A informação foi revelada pela revista Veja em sua edição deste fim de semana e confirmada pelo Estado com autoridades da Operação Lava Jato. Os textos, de fevereiro de 2014, indicam que Gordilho e Léo Pinheiro, este ainda na presidência da OAS, estavam empenhados em concluir um projeto de instalação de cozinha que, na avaliação dos investigadores, seria a do sítio Santa Bárbara, em Atibaia, e também a do apartamento no litoral – ambas propriedades atribuídas ao petista e sua família, o que é negado pelos advogados dele.

“O projeto da cozinha do chefe está pronto. Se (puder) marcar com a Madame pode ser a hora que quiser”, escreveu Gordilho.

“Amanhã às 19 hs vou confirmar, seria bom tb ver se o do Guarujá está pronto”, respondeu Léo Pinheiro.

“O do Guarujá está pronto”, devolveu Gordilho.

“Em princípio, amanhã às 19 hs”, anotou Léo Pinheiro.

Segundo a revista, os investigadores consideram que “chefe” é uma referência a Lula e “Madame” uma citação a Marisa Letícia.

Estas e muitas outras mensagens foram resgatadas pela Operação Lava Jato em dois aparelhos celulares do empreiteiro.

Léo Pinheiro foi preso pela Polícia Federal em novembro de 2014, na Operação Juízo Final, etapa da Lava Jato que pegou alguns dos maiores construtores do País como integrantes de um cartel que se apossou de contratos bilionários da Petrobrás entre 2004 e 2014. O empreiteiro foi condenado a 16 anos e quatro meses de reclusão por corrupção ativa e lavagem de dinheiro.

A força tarefa da Lava Jato e também o Ministério Público de São Paulo suspeitam que a OAS bancou reformas do tríplex 164-A do Solaris e do Santa Bárbara.

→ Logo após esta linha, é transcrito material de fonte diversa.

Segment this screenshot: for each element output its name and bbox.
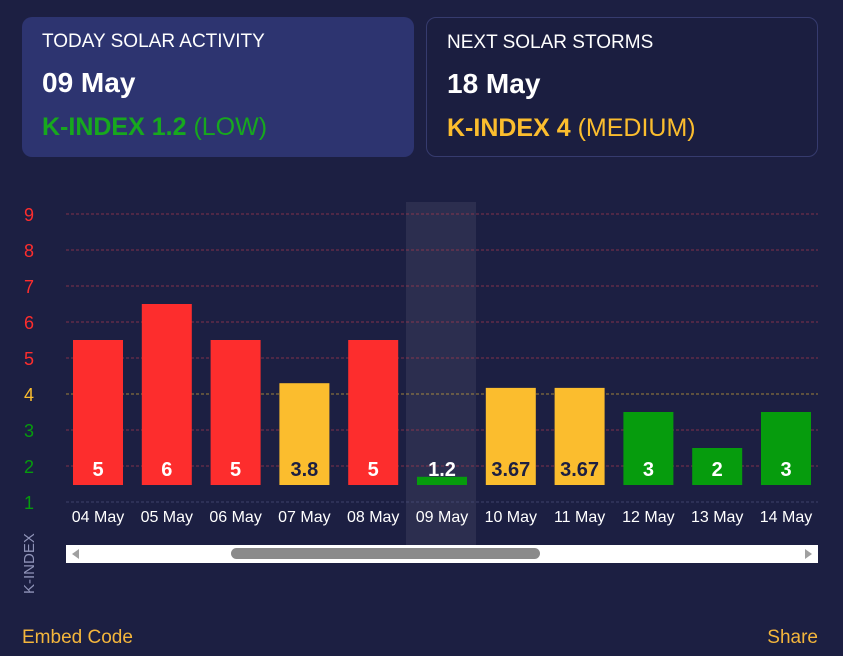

Depoimentos de engenheiros que trabalharam nos dois locais indicam que Marisa Letícia queria celeridade nas obras.

Em outro trecho das mensagens, Gordilho pergunta a Léo Pinheiro se a reunião estava confirmada. “Vamos sair a que horas?”. E Léo Pinheiro respondeu. “O Fábio ligou desmarcando. Em princípio será às 14 hs na segunda. Estou vendo, pois vou para Uruguai.”

Segundo Veja, os investigadores supõem que Fábio é Fábio Luís, o Lulinha, filho mais velho do ex-presidente.

As mensagens mostram que o empreiteiro estava muito empenhado e fazia questão de ter controle sobre cada fase da reforma. Quando havia alterações no projeto original, ele era avisado. “A modificação da cozinha que te mandei é optativa. Puxando e ampliando para lateral. Com isto (sic) fica tudo com forro de gesso e não esconde a estrutura do telhado na zona da sala”, escreveu Gordilho, supostamente referindo-se ao sítio de Atibaia.